9:37 am
October 27, 2013
In almost every situation, the client has done something inappropriate: Shared a PIN or had an easy PIN like 1234, does not run malware sweeps regularly or automatically on their devices, has easy passwords for email and banking, does not have the wide range of alerts set up on their email and financial accounts to alert of any activity or change in account, does not use MFA/2FA, or uses public computers for email and banking, and first and foremost cannot resist the tendency to click on unsolicited links in their text messages and email that puts malware on their devices to begin with!
10:02 am
July 5, 2019
I don't think anyone should be too confident their computer doesn't have malware. Consider the Solar Winds supply chain attack. The update was hacked. You dutifully applied the update, best practices after all, and now you have loaded up malware.
Geez even a technician could load a keylogger on your machine, if they will snoop in your photos, I don't think it is not a possibility.
12:54 pm
March 30, 2017
kelbee said
I don't think anyone should be too confident their computer doesn't have malware. Consider the Solar Winds supply chain attack. The update was hacked. You dutifully applied the update, best practices after all, and now you have loaded up malware.Geez even a technician could load a keylogger on your machine, if they will snoop in your photos, I don't think it is not a possibility.

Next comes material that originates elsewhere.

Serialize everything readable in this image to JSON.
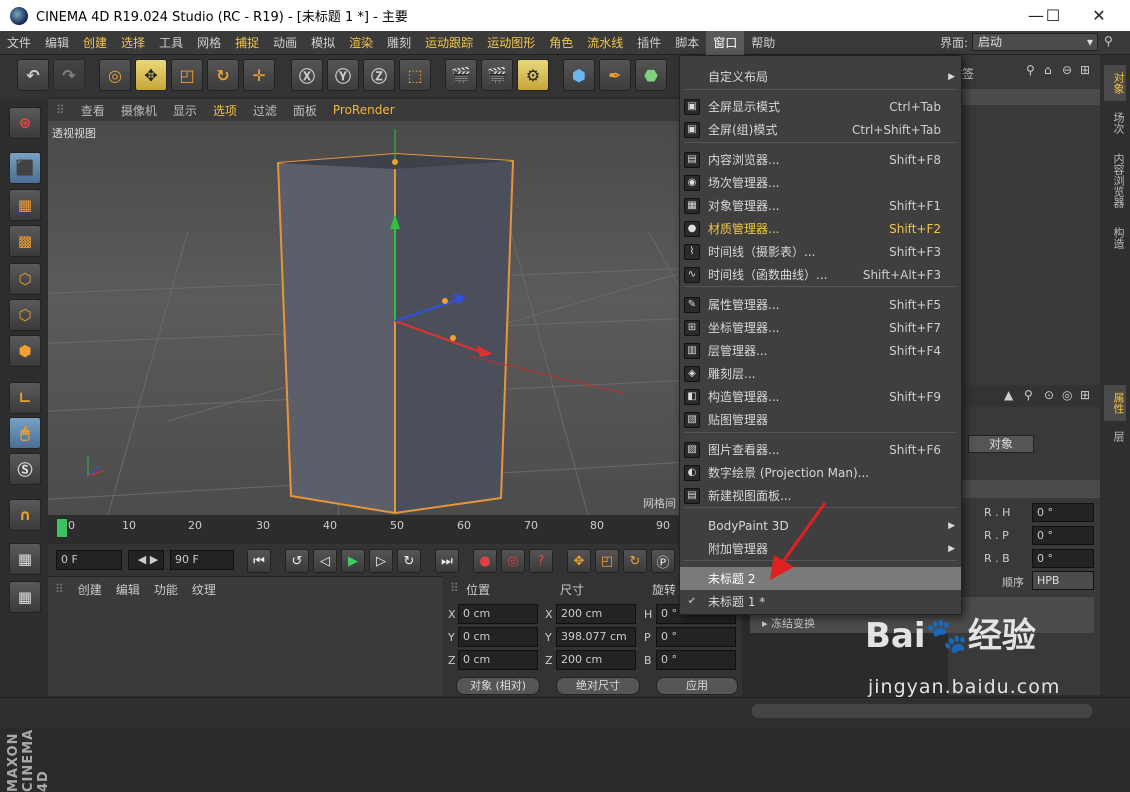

It certainly is possible but those cases are rare and NOT how the majority if people got malware on their devices. Basically everyone who got scam money will always cry foul and claim they do nothing wrong. Otherwise can’t really portrait themselves as the victim that deserves compensation…
1:50 pm
November 5, 2022
Its pretty shocking when some people blame the victims of serious financial crime, for the crime. Its like blaming the victim of a home invasion for not having a house made of steel, or a car-jacking victim for being in a car, they should stay home right?
These people are victims of very serious and sometimes sophisticated financial crimes, some using invisible malware to steal their credentials and spoof their identity.

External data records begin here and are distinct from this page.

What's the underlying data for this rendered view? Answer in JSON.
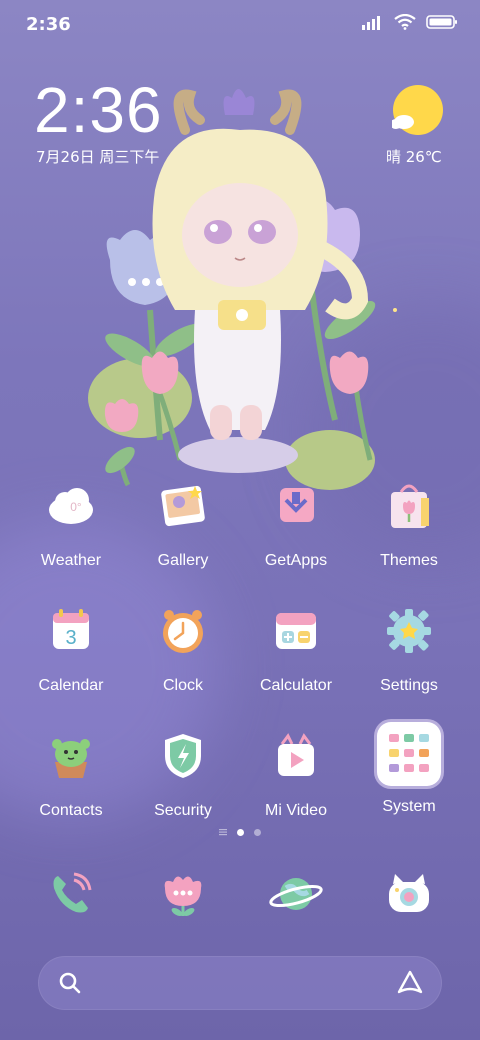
{
  "status_bar": {
    "time": "2:36"
  },
  "widget": {
    "clock": "2:36",
    "date": "7月26日 周三下午",
    "weather": "晴 26℃",
    "weather_icon": "sunny-icon"
  },
  "apps": [
    {
      "label": "Weather",
      "icon": "weather-icon"
    },
    {
      "label": "Gallery",
      "icon": "gallery-icon"
    },
    {
      "label": "GetApps",
      "icon": "getapps-icon"
    },
    {
      "label": "Themes",
      "icon": "themes-icon"
    },
    {
      "label": "Calendar",
      "icon": "calendar-icon"
    },
    {
      "label": "Clock",
      "icon": "clock-icon"
    },
    {
      "label": "Calculator",
      "icon": "calculator-icon"
    },
    {
      "label": "Settings",
      "icon": "settings-icon"
    },
    {
      "label": "Contacts",
      "icon": "contacts-icon"
    },
    {
      "label": "Security",
      "icon": "security-icon"
    },
    {
      "label": "Mi Video",
      "icon": "mivideo-icon"
    },
    {
      "label": "System",
      "icon": "folder-icon"
    }
  ],
  "weather_icon_text": "0°",
  "calendar_icon_text": "3",
  "dock": [
    {
      "icon": "phone-icon"
    },
    {
      "icon": "messages-icon"
    },
    {
      "icon": "browser-icon"
    },
    {
      "icon": "camera-icon"
    }
  ],
  "page_indicator": {
    "pages": 2,
    "current": 1
  },
  "colors": {
    "accent": "#7a72b8",
    "sun": "#ffd84a"
  }
}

It is 100% up to the banks to massively increase their own security in every way possible to reduce this.
Its like when Microsoft Windows was getting hacked daily, until MS was forced to fix it.
But no, banks like Simplii Financial literally won't even respond to people within 30 days to remove the Global Financial Transfer backdoor from their account. Banks do not care, they don't want to pay for staff, they want to eliminate staff and use AI.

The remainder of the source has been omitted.